WHO rates overall risk as high at the national level for the following reasons:

  1. Although cases of Nipah virus infection have been reported in Bangladesh almost every year, 11 cases and eight deaths have already been reported in 2023, which is unusual compared to the past seven years.
  2. The death rate due to Nipah virus infection is high (73%). The initial signs and symptoms of Nipah virus infection are nonspecific, and the diagnosis is often not suspected at the time of presentation. This can hinder accurate diagnosis and create challenges in outbreak detection, timely and effective infection control measures, and outbreak response activities.
  3. There are currently no specific drugs or vaccines available for Nipah virus infection although the World Health Organization has designated Nipah as a priority disease for the WHO Research and Development Scheme. Intensive supportive care is recommended for severe respiratory and neurological complications.
  4. Currently, the level of awareness among the general population remains low, despite ongoing efforts to communicate about the risks and community involvement.
  5. There has already been one case of suspected human-to-human transmission during the current outbreak, and secondary cases were previously reported in Bangladesh.
  6. Fruit bats or flying foxes (Patyrops species.), the natural reservoir of Nipah virus, is present in Bangladesh and the genetic diversity of Nipah virus isolated from infected persons in Bangladesh indicates high diversity of the virus in the wildlife reservoir and frequent spread of the virus from its reservoir to the population.

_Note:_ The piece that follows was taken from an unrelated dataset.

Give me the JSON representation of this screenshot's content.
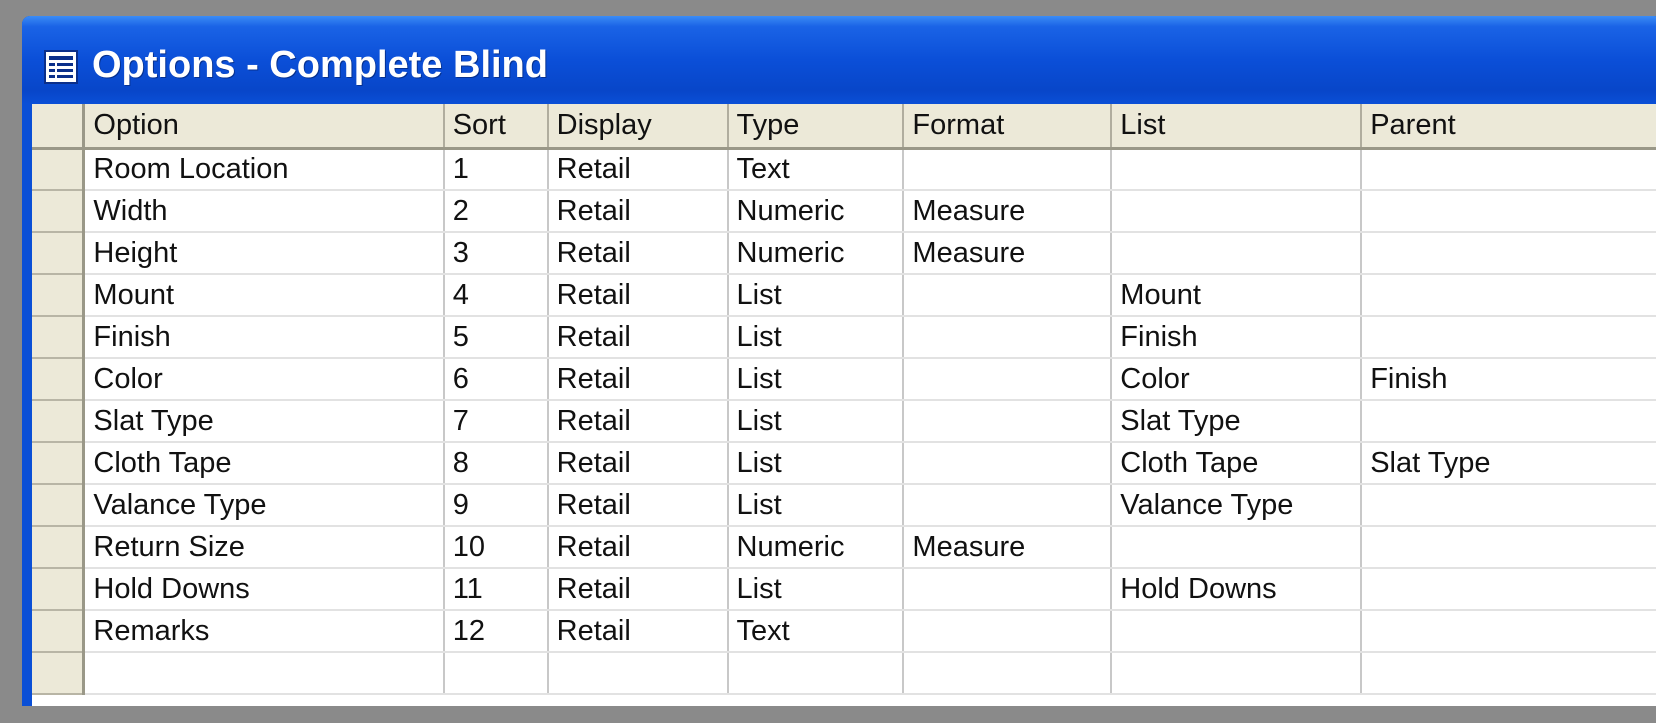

The risk at the regional level is moderate as Rajshahi district borders India. Although there have not been any cases of cross-border transmission by humans previously, this risk remains given the common ecological pathway of the natural host of the virus (fruit bats or flying foxes) and its presence between domestic animals and humans previously in both countries. India has also had previous outbreaks of Nipah virus infection.

The global risk assessment is low given the lack of a natural host in many countries and the fact that there were no previous cases outside of Bangladesh, India, Malaysia and Singapore.